Tomamos el tren y seguimos llorando tomados de las manos, veía los paisajes adustos y helados por la ventana, sería la última vez que los vería, pensé. La última vez que vería sus ojos azules al sol del invierno. La pandemia hacía todo más dramático, el aeropuerto estaba casi vacío, otras personas se despedían y lloraban igual que nosotros. Después de una larga despedida y promesas de un amor perpetuo que no cumplí, pasé el filtro de seguridad y desde lejos le dije adiós con los brazos abiertos, le mandé besos extendiendo y cerrando los brazos, brincando para que pudiera verme mejor. 

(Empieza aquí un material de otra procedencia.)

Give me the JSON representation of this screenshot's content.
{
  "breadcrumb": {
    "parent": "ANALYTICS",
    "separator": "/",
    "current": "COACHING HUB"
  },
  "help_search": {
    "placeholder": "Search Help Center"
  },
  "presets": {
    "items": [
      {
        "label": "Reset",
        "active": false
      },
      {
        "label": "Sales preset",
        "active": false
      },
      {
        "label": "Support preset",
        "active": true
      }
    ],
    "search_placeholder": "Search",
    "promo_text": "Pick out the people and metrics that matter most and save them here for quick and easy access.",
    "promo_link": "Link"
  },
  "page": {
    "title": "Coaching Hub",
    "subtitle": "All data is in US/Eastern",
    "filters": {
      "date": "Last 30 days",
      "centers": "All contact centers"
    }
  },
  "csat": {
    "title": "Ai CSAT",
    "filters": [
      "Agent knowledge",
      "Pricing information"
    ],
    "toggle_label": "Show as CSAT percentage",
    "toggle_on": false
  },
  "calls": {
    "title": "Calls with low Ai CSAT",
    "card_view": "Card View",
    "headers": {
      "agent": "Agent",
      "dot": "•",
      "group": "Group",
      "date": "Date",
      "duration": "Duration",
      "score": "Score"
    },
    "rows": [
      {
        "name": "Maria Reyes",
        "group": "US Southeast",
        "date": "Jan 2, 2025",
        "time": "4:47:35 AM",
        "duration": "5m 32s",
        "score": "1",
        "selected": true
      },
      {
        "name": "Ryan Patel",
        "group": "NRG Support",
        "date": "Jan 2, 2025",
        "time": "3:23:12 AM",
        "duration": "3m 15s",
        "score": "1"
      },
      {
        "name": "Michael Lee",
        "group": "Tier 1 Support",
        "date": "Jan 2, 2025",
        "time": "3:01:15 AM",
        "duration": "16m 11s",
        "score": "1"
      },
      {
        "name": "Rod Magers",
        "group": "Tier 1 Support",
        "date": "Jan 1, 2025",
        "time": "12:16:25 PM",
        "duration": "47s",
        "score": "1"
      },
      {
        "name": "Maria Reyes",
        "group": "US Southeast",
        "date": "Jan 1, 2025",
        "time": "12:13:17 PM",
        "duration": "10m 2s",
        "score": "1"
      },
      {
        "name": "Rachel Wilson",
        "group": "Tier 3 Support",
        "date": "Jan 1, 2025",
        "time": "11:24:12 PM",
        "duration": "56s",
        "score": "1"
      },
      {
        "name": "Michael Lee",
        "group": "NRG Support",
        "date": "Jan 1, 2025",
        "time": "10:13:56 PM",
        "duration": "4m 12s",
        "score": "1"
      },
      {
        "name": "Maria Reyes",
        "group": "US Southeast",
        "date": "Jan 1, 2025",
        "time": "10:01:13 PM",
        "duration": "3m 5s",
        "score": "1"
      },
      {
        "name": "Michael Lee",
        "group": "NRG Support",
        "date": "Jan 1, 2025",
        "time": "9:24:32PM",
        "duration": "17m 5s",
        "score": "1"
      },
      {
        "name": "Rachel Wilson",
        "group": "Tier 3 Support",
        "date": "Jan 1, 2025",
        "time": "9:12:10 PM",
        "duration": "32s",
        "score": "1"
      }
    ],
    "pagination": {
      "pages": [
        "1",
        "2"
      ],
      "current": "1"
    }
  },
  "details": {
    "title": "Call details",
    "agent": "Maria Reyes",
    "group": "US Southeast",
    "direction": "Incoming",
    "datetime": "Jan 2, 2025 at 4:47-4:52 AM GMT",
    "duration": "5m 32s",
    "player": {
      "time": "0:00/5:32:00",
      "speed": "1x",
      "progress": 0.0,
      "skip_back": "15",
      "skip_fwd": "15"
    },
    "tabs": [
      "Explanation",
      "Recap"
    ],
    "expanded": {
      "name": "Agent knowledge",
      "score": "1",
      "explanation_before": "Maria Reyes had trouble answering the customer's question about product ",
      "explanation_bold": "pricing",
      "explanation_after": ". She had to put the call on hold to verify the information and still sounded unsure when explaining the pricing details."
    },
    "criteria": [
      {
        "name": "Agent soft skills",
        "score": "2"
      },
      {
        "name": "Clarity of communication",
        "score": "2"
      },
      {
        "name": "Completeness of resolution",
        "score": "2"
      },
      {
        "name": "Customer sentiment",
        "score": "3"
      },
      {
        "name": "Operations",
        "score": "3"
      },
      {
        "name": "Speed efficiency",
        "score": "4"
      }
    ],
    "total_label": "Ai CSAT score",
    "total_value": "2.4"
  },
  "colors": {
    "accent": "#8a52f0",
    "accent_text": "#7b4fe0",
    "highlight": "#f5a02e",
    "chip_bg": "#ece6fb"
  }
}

Si hay un lugar en donde he llorado más veces ha sido en los aeropuertos. Después del filtro de seguridad, esperé ocho horas para tomar el siguiente vuelo de conexión. El tiempo pasó rápido. Una vez en la última sala, sabía que ya me sentiría como en casa. Hice una última llamada. El aeropuerto no estaba lleno, una podía sentarse a lado de la ventana con vistas a los hangares y ver cómo despegaban los aviones, cada uno con destinos diferentes. ¡Cuántas otras despedidas!, ¡cuántos futuros inciertos!, y ¡cuántos sueños también! Veía mi vida en retrospectiva al mirar las luces de los hangares en la oscuridad, ¡qué vida tan loca!, pensaba. En unos años estaré recordando este momento y pensando en cómo le hice para sobrellevar esta odisea. Recordé nuestras noches de películas y música, después de cenar, satisfechos, abríamos un vino, apagábamos todas las luces, dejando solo una lámpara encendida y el invernadero iluminado. 

—Bienvenidos al aeropuerto de Frankfurt. Hora local 14:40 hrs, temperatura 11 grados Celsius.